MANHATTAN (CN) — It’s the end of the line for Devin Nunes in a defamation claim that first bounced from Virginia to Manhattan federal court before landing in front of the Second Circuit, where judges affirmed its dismissal Wednesday.
The former California congressman filed his complaint in December 2019, accusing CNN of relaying false statements about him made by Lev Parnas, an associate of President Donald Trump’s attorney Rudy Giuliani. Parnas claimed that Nunes met with a former Ukrainian prosecutor to dig up dirt on President Joe Biden — part of the misconduct behind Trump’s first impeachment.
Nunes chose Richmond, Virginia, as the venue for that first effort. Until recently, the state had weaker anti-SLAPP laws — short for strategic lawsuit against public participation — compared with those other states. The statute entitles defamation defendants who win their cases to collect attorney fees, meaning Nunes would have to pay more than his own costs if he lost.
CNN removed the case to the Southern District of New York, near its headquarters, where the parties nevertheless agreed it still fell under Virginia’s choice-of-law principles. That left the district judge in New York to predict how a Virginia state court would have ruled.
Taking up that task was U.S. District Judge Laura Swain, who determined that, since the story was published simultaneously in multiple states, the Old Dominion would have turned to laws in Nunes’ home state of California. There, Nunes had no claim since he failed to demand a retraction or special damages.
The Second Circuit agreed.
“California law applies to Nunes’s claims because (1) the complaint alleges with substantial detail Nunes’s connection to California and the importance of his reputation among the constituents in his district, and (2) nothing alleged in the complaint suggests countervailing circumstances sufficient to overcome the presumption that his greatest reputational harm occurred in his home state,” U.S. Circuit Judge William J. Nardini wrote in a 43-page decision. “We therefore disagree with Nunes’s arguments to the contrary.”
The California retraction statute in play holds that plaintiffs charging news outlets with libel or slander can recover special damages only if they ask for a correction within 20 days of publication and the outlet denies the request.
“It substantially limits — and may even preclude — a defendant’s liability for defamation,” Nardini wrote.
The CNN article that spurred the complaint quoted the attorney Joseph Bondy as saying his client, Parnas, was willing to testify in front of Congress that Nunes met with General Victor Shokin in Vienna with the goal of “digging up dirt” on Biden in the lead-up to the 2020 election.

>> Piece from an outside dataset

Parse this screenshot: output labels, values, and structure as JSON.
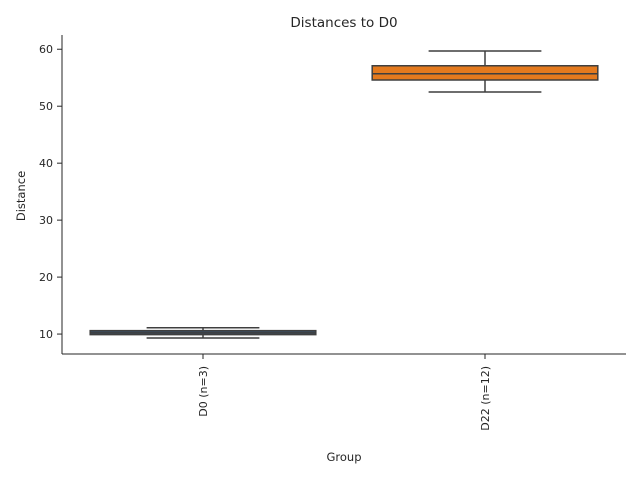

Nunes said Parnas couldn’t be trusted. In October 2021, Parnas was convicted on six federal criminal counts for facilitating and concealing illegal donations during the 2018 midterm election.
Nunes, a Republican, represented California for more than 20 years. He was the ranking member of the House Intelligence Committee, overseeing national security matters — therefore playing a lead role in the 2019 impeachment inquiry.
On the fully Trump-appointed panel, U.S. Circuit Judge Michael H. Park joined Nardini. Judge Steven Menashi dissented, writing that the Virginia court’s modern approach has been to reject the idea that a plaintiff suffers the most harm in their own state.
“I doubt that the Virginia Supreme Court would adopt that approach and, even under that approach, I would not conclude that Congressman Nunes suffered the greatest reputational injury from the alleged defamation in California,” the dissenting opinion states.
Menashi wrote that New York, where CNN is headquartered, was the proper forum for the litigation. “No one disputes that the place of broadcast was New York," the judge added.
Menashi also held that, if a complaint doesn’t identify the location of allegedly defamatory statements, and the court can’t determine the location on a motion to dismiss, the motion should be denied. Discovery would answer those questions.
Nunes has waged other defamation battles against news outlets. He filed a lawsuit against Esquire over a story that claimed the former congressman's family farm in Iowas was hiding a big political donations. It was dismissed in federal court, but the Eighth Circuit revived some of the claims.
Nunes also sued The Washington Post over two stories that he said described his relationship with a former Trump aide inaccurately.
Attorneys for Nunes and CNN did not immediately respond to requests for comment.